HBR: Research: A Method for Overcoming Implicit Bias When Considering Job Candidates
by Zhiyu Feng, Yukun Liu, Zhen Wang and Krishna Savani.
“We are committed to a balanced gender distribution and value a variety of backgrounds and experiences among our employees.”
“All applicants will receive consideration for employment without regard to race, color, religion, sex, or national origin.”
“Experience the difference. Make the difference!”
Statements like these are common in job postings these days. Hiring diverse employees has become a critical goal for organizations around the world. And yet, many companies are failing to bring in a diverse workforce.
One reason for continued lack of diversity is that even if similarly qualified candidates from diverse backgrounds apply for job openings, recruiters, because of implicit biases, gravitate toward candidates with identities that fit a stereotype (e.g., men in the technology industry).
Our research identified an economic, convenient, and effective intervention to nudge recruiters to select more diverse candidates: partitioning candidates into different categories.
Our research built on the partition dependence bias, which occurs when people have to choose multiple options out of many available options. When the options are grouped together based on a given dimension, people tend to think, “Let’s choose some from each category.” Therefore, people tend to choose some options from each group, ultimately choosing more diverse options.
Our paper recently published in Organizational Behavior and Human Decision Processes describes eight experiments in which we asked people to review job candidates’ profiles or resumes and choose a few candidates to interview. We either categorized the candidates along a diversity-related dimension (e.g., gender, ethnicity, nationality, or university) or just randomly interspersed them. In every experiment, we found that when candidates were categorized on a given dimension, people chose more diverse candidates on that dimension.

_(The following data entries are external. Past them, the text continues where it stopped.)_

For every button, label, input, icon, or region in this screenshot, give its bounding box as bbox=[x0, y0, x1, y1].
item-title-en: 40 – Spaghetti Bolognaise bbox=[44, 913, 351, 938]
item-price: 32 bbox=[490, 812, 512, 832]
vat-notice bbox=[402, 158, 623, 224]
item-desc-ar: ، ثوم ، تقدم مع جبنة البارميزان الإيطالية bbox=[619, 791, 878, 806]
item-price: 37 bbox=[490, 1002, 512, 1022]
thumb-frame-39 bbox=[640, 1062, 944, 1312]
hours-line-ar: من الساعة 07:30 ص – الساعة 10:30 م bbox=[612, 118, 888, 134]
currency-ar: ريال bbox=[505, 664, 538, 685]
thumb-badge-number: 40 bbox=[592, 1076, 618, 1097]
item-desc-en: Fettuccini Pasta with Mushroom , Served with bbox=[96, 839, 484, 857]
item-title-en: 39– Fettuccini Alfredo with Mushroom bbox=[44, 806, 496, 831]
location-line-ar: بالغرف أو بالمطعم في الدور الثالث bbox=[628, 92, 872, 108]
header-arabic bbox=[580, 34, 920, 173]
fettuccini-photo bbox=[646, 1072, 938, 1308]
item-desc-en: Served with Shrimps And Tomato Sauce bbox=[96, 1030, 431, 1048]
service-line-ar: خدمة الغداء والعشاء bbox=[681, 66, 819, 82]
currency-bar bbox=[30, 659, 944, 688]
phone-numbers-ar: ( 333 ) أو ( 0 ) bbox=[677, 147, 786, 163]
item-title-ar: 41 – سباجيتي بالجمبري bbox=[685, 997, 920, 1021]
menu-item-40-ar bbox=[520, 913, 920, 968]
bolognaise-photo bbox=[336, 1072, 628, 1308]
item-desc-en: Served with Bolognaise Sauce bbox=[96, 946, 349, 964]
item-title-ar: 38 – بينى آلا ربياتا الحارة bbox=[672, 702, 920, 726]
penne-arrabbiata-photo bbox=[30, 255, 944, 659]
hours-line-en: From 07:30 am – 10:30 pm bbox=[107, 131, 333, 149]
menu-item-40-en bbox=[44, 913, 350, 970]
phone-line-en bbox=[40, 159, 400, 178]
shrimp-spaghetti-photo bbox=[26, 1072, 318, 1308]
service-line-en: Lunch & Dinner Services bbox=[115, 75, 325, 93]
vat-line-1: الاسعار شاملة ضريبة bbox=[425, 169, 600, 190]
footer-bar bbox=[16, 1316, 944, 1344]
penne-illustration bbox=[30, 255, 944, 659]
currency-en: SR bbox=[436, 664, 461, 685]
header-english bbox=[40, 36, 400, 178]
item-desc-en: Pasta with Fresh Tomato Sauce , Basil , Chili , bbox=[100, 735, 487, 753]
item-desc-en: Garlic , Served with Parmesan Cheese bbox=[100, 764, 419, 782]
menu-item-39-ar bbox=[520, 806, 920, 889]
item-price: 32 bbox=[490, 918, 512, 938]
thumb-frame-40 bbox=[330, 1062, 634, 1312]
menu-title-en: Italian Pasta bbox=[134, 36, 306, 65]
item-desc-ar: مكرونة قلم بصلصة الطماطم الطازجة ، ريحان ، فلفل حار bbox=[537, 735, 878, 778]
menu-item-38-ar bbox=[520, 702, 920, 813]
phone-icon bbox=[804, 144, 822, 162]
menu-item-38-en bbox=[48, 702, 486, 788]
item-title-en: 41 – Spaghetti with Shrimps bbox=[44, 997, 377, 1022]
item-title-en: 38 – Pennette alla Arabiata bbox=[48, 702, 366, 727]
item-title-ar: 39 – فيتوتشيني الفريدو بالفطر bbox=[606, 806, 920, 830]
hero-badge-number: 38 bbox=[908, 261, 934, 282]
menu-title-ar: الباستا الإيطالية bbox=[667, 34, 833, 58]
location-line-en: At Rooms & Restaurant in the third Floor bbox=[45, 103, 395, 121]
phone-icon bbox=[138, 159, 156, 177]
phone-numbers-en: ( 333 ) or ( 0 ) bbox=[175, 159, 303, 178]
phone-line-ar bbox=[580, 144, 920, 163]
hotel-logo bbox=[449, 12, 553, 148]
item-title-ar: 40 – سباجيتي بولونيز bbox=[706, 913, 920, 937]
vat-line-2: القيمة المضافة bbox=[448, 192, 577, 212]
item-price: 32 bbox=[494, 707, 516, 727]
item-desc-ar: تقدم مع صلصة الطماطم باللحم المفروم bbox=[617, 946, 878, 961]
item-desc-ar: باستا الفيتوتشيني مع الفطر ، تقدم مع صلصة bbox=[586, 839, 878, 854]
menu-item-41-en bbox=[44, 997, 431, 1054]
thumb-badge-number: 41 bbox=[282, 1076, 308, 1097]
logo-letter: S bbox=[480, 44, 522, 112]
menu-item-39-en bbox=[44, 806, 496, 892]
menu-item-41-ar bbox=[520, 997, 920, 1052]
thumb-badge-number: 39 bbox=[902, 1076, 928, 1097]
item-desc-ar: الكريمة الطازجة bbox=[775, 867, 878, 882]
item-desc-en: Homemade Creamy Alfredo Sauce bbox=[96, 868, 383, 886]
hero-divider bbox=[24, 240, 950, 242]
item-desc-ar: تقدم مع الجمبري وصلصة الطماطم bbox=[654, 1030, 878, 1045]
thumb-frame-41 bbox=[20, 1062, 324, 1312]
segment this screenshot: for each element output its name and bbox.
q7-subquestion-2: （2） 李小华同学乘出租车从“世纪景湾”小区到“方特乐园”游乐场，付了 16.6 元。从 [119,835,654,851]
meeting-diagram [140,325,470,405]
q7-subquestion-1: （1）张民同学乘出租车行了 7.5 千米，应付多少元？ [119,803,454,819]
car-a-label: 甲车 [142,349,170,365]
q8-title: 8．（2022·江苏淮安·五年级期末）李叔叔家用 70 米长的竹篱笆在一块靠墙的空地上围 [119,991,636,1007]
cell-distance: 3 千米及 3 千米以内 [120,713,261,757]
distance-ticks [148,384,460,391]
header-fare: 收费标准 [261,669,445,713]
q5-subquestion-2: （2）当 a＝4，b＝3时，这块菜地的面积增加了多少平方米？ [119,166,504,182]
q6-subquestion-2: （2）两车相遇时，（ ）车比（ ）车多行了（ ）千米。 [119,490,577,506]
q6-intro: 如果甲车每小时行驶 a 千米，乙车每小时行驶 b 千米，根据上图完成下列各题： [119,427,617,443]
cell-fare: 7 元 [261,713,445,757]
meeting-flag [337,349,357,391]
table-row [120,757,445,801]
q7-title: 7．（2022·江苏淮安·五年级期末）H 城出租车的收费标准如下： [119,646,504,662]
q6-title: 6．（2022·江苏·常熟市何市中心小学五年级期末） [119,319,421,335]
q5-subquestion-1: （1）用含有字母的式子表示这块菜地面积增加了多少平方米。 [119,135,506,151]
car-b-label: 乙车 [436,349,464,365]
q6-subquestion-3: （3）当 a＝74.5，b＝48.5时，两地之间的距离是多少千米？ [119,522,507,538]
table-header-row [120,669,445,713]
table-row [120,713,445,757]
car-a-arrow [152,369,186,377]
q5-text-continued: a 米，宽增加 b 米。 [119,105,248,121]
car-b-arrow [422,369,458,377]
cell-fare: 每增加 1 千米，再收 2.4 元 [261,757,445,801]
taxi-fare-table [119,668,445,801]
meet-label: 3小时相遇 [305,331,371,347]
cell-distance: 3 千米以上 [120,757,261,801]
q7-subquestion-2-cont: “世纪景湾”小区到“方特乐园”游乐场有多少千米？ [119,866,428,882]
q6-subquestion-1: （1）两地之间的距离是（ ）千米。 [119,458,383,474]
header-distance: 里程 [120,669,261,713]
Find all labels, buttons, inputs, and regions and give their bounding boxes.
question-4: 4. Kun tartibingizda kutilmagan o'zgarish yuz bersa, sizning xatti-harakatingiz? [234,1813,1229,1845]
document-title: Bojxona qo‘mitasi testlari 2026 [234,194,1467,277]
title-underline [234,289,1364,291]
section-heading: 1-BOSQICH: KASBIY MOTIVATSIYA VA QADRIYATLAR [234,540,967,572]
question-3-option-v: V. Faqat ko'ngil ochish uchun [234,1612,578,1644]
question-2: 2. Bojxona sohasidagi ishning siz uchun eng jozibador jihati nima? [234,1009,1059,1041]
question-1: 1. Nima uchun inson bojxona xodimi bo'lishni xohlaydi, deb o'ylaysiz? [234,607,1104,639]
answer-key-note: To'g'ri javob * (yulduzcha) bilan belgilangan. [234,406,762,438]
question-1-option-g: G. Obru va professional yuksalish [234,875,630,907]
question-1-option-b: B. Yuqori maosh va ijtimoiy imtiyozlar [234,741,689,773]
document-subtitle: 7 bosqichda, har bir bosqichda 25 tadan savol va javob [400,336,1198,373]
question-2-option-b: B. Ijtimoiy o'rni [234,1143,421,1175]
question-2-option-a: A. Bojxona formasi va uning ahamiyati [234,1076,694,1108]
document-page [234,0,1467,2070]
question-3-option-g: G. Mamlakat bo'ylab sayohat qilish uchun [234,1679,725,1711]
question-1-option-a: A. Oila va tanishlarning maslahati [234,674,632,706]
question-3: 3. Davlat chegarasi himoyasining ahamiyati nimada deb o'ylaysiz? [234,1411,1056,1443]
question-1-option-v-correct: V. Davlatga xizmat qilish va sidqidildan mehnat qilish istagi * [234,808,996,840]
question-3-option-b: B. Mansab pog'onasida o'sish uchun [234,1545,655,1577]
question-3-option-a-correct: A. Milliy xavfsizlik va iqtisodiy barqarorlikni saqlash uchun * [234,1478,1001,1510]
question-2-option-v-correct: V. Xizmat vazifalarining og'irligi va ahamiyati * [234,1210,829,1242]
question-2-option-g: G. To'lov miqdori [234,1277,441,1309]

For instance, we conducted a study with 121 experienced HR professionals who had an average of eight years of HR-related experience. We asked them to download a zipped folder containing resumes of 16 job applicants who graduated from one of four top universities. In one version of the study, the order of the resumes was random and did not vary by university. In the other version, the resumes from each school were contiguous in the folder (i.e., the files in the folder were sorted alphabetically). All HR managers were asked to select four candidates to interview. We found that when the resumes were randomly interspersed, 14% of managers chose candidates from all four universities, but this number more than doubled to 35% when the resumes were grouped together by university. We found similar results when we grouped candidates by gender, either by listing them contiguously or by using a paper clip to hold their printed resumes together. We found similar results when grouping candidates by ethnicity and nationality.
In two of the experiments, we found that grouping candidates together increased the diversity of the selected candidates without reducing the quality of the selected candidates. For example, when male and female candidates differed in their mean college GPAs, grouping men and women candidates led managers to choose more gender-diverse candidates but did not affect the average GPA of those selected.
What about cases in which a manager can select only a single candidate rather than multiple candidates?
Here, we presented people with brief profiles of six job candidates, three of which were European American, one African American, one Latin American, and one Asian American. In one condition of the experiment, all candidates were listed on a separate line on the screen. In another condition, European American candidates were listed contiguously on a single line, but minority applicants were listed individually on separate lines. When majority candidates were grouped together but minority candidates were listed separately, 15% more people chose a minority candidate.
To implement this strategy in the workplace, when sending resumes of applicants to hiring managers, organizations can put all resumes of candidates from well-represented backgrounds in sub-folders, but put resumes of candidates from under-represented backgrounds in the main folder (without grouping them into sub-folders). The relevant group-related information (e.g., gender) can be collected in the application form, and the application website can be programmed to automatically put candidates from different groups into different folders. The folders can be named “Batch 1,” “Batch 2,” etc. to avoid explicitly drawing attention to the grouping.
One limitation of our nudging strategy is that if managers have strong biases against a particular group, then putting candidates from that group into a separate category has no effect on their hiring decisions — they’re still unlikely to select someone from that group. This nudge is only likely to work when managers don’t have strong biases against a particular group.
Importantly, this intervention does not restrict managers in any way — they are absolutely free to choose whichever candidates that they want. It only draws managers’ attention to qualified minority candidates who might otherwise not attract their attention.
Overall, if companies want to bring in more diverse talent, they need to change the way they hire new employees. Our research identifies a simple but effective tool — partitioning candidates into different categories — that can help organizations build more diverse workforces without restricting managers’ choices.